11. The intersection radar setting angle determining system as claimed in claim 7,

the acquiring unit is specifically configured to acquire, if the direction of the current intersection corresponding to the multiple intersections is westward, a projection of a distance between an origin of a corrected coordinate system corresponding to the current intersection and an origin of the preset calibration coordinate system in a horizontal coordinate direction and a longitudinal projection in a vertical coordinate direction in the corrected coordinate system; and obtaining the coordinate vectors of the preset number of calibration points corresponding to the current intersection in the corrected coordinate system according to the sum of the y-axis direction coordinate vectors respectively corresponding to the projections in the horizontal coordinate direction and the preset number of calibration points corresponding to the current intersection in the preset calibration coordinate system, and the x-axis direction coordinate vector difference values respectively corresponding to the longitudinal projections in the vertical coordinate direction and the preset number of calibration points corresponding to the current intersection in the preset calibration coordinate system.

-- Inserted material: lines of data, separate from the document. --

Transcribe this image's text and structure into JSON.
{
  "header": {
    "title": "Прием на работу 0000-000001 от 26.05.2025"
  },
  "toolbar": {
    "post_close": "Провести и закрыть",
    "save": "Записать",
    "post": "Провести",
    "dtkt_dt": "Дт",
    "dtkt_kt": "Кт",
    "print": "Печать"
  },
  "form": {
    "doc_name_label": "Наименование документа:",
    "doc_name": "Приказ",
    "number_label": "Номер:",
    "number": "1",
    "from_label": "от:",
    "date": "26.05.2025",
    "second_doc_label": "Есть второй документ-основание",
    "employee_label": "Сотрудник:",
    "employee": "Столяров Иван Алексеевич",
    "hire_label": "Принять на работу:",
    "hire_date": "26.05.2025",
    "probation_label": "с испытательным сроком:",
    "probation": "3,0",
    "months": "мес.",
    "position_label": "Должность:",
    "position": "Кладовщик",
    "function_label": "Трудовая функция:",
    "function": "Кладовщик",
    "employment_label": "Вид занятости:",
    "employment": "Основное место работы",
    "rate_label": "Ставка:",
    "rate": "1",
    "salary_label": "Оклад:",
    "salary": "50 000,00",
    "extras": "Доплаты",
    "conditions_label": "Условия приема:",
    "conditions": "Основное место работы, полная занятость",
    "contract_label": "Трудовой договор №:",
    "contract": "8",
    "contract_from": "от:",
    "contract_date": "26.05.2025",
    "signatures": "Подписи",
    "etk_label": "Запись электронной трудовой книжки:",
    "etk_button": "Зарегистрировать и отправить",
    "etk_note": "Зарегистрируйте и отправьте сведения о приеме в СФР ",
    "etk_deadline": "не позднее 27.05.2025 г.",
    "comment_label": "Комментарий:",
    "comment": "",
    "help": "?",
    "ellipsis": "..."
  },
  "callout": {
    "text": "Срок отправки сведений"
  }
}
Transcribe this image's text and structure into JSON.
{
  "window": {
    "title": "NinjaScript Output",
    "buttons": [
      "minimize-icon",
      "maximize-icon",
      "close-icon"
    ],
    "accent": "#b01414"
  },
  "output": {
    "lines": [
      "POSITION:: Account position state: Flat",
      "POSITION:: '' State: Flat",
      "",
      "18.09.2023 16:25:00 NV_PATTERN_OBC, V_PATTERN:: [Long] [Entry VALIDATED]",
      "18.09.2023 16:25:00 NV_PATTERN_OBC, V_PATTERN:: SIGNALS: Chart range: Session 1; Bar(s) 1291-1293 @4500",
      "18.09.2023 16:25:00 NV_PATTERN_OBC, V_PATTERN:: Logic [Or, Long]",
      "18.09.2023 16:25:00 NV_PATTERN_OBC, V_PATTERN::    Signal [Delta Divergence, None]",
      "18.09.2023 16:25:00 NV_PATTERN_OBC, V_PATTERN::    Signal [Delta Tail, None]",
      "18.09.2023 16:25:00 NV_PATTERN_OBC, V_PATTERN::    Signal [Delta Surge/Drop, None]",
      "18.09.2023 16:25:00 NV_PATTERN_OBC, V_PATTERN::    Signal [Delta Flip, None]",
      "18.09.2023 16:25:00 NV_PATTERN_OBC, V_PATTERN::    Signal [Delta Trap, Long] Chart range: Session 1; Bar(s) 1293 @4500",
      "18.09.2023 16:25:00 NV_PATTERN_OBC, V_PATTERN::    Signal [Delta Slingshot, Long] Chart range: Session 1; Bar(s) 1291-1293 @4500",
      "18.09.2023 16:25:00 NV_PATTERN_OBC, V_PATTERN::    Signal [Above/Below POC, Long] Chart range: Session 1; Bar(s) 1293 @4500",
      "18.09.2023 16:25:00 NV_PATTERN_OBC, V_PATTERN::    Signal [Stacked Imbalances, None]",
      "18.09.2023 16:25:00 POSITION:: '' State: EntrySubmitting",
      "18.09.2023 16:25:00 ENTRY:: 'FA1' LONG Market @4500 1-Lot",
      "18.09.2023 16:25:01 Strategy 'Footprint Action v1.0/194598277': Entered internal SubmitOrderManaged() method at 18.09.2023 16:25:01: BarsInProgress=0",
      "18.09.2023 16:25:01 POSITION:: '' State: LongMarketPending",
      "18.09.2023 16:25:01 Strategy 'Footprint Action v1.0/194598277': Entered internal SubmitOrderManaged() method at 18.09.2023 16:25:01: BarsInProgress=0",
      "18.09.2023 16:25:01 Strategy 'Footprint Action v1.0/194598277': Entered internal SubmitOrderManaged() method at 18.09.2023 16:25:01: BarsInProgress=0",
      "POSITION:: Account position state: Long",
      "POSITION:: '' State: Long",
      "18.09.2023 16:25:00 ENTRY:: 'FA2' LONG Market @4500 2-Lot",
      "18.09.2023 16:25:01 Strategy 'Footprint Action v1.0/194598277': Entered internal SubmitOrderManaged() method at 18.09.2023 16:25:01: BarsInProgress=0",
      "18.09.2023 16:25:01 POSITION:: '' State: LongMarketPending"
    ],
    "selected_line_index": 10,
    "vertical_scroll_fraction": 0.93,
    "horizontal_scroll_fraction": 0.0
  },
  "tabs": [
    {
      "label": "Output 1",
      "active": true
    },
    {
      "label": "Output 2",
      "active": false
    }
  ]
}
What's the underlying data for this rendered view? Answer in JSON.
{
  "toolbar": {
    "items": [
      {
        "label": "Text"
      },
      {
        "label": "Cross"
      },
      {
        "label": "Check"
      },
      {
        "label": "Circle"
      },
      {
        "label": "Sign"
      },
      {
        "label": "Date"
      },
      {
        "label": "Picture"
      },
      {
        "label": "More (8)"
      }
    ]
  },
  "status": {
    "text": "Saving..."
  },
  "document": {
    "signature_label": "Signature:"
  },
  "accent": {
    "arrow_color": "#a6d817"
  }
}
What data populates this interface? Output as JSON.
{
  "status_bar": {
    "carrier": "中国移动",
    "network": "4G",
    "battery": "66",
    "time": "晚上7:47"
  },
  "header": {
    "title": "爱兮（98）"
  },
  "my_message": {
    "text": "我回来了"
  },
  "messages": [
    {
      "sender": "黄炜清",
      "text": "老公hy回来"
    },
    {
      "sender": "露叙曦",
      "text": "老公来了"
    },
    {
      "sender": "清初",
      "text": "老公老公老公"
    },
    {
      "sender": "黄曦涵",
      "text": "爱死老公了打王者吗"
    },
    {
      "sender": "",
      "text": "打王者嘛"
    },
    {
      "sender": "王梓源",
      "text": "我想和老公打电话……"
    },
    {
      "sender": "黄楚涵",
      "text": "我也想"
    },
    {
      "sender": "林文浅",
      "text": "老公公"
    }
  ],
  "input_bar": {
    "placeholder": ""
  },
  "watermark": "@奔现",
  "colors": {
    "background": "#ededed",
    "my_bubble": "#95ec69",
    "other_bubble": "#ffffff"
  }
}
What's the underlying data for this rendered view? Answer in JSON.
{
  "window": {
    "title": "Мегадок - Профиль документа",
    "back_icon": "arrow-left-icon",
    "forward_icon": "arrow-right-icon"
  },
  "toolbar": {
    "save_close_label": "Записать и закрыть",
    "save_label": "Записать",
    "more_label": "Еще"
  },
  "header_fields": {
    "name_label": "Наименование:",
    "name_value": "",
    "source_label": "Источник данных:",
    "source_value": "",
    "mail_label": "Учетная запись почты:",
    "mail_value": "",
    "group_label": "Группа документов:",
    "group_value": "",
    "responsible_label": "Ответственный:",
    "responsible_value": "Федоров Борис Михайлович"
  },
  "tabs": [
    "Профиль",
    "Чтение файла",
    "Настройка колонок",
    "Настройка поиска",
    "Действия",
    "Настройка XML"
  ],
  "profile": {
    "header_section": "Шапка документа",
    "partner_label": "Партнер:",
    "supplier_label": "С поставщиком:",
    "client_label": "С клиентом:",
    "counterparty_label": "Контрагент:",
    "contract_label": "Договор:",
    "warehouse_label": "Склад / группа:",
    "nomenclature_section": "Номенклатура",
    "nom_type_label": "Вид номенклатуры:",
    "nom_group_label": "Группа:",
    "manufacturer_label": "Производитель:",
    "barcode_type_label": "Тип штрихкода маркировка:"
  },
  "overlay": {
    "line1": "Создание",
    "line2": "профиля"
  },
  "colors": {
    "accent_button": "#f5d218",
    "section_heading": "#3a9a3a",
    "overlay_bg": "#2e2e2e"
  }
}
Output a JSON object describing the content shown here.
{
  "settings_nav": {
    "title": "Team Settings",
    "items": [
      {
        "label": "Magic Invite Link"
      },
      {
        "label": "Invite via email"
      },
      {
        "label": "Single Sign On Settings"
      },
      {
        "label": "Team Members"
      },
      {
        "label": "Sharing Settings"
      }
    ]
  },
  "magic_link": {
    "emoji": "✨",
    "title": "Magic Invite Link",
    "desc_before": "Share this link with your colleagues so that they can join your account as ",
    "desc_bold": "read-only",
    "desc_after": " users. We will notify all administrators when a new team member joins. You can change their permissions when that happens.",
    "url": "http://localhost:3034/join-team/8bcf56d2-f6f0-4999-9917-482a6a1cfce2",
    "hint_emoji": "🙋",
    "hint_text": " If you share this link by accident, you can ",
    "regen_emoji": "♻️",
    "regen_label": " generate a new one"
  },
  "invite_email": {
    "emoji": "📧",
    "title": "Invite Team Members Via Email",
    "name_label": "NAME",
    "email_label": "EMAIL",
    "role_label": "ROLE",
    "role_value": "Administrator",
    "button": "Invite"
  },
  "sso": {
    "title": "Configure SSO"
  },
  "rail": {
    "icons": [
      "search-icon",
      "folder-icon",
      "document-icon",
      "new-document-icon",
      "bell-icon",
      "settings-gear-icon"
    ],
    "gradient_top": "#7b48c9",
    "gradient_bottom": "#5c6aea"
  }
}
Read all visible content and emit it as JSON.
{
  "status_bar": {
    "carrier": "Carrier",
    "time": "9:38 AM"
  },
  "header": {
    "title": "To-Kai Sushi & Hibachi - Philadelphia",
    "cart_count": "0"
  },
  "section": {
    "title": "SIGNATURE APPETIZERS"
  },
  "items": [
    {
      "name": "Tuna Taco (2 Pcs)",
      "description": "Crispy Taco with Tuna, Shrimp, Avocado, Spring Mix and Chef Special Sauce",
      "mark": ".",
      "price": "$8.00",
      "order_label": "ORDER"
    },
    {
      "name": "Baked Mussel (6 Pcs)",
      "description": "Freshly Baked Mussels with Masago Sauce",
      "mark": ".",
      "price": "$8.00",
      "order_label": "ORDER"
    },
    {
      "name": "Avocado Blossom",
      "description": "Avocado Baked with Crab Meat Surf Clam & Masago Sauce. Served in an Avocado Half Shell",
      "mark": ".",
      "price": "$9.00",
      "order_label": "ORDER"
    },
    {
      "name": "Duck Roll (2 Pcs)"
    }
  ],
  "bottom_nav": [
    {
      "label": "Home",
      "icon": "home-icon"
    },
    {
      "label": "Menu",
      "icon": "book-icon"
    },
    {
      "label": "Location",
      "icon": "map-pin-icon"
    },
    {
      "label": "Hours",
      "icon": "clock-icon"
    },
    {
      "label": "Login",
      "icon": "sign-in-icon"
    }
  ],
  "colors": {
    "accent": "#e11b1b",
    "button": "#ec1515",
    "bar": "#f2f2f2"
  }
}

12. The intersection radar setting angle determining system as claimed in claim 7,

the acquisition unit is specifically further configured to acquire a radar installation angle vector corresponding to the current intersection according to an azimuth angle vector of the preset number of calibration points corresponding to the current intersection in the corrected coordinate system and an azimuth angle vector of the preset number of calibration points corresponding to the current intersection in the preset inclined coordinate system; acquiring radar error vectors corresponding to the preset number of calibration points corresponding to the current intersection according to a y-axis coordinate vector of the preset number of calibration points corresponding to the current intersection under a preset inclined coordinate system, and performing normalization processing on the radar error vectors to obtain weight vectors corresponding to the preset number of calibration points; and carrying out preset weighting processing on the radar installation angle vectors and the weight vectors corresponding to the preset number of calibration points to obtain the radar installation angle corresponding to the current intersection.